A survey of automatic de-identification of longitudinal clinical narratives

Use of medical data, also known as electronic health records, in research helps develop and advance medical science. However, protecting patient confidentiality and identity while using medical data for analysis is crucial. Medical data can be in the form of tabular structures (i.e. tables), free-form narratives, and images. This study focuses on medical data in the free form longitudinal text. De-identification of electronic health records provides the opportunity to use such data for research without it affecting patient privacy, and avoids the need for individual patient consent. In recent years there is increasing interest in developing an accurate, robust and adaptable automatic de-identification system for electronic health records. This is mainly due to the dilemma between the availability of an abundance of health data, and the inability to use such data in research due to legal and ethical restrictions. De-identification tracks in competitions such as the 2014 i2b2 UTHealth and the 2016 CEGS N-GRID shared tasks have provided a great platform to advance this area.
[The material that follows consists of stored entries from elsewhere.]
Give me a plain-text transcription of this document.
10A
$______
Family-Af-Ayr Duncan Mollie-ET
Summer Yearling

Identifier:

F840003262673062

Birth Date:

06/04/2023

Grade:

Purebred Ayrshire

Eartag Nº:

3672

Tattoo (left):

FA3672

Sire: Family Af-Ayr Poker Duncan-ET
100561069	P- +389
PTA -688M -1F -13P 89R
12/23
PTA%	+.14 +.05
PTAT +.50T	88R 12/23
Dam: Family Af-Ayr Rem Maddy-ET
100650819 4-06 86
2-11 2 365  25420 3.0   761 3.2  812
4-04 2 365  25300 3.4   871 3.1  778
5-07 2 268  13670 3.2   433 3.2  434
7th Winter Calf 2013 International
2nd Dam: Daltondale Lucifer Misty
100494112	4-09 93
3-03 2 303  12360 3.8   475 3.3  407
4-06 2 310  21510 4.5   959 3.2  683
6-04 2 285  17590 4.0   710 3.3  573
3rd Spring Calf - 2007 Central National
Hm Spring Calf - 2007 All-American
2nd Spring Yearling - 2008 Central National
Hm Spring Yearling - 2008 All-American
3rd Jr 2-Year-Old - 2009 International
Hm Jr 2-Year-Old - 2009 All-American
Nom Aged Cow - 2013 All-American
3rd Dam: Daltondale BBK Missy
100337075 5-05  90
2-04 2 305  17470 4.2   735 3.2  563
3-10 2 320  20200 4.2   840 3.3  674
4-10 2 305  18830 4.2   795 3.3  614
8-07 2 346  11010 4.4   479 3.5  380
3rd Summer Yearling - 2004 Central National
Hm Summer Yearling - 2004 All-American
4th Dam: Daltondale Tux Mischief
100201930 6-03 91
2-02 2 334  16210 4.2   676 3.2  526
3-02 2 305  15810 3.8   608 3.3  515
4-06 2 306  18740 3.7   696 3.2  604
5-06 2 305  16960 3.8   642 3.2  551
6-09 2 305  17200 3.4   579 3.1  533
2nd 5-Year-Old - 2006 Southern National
The primary reasons for this include the open source nature of the dataset and the fact that raw psychiatric data were used for 2016 competitions. This study focuses on noticeable trend changes in the techniques used in the development of automatic de-identification for longitudinal clinical narratives. More specifically, the shift from using conditional random fields (CRF) based systems only or rules (regular expressions, dictionary or combinations) based systems only, to hybrid models (combining CRF and rules), and more recently to deep learning based systems. We review the literature and results that arose from the 2014 and the 2016 competitions and discuss the outcomes of these systems. We also provide a list of research questions that emerged from this survey.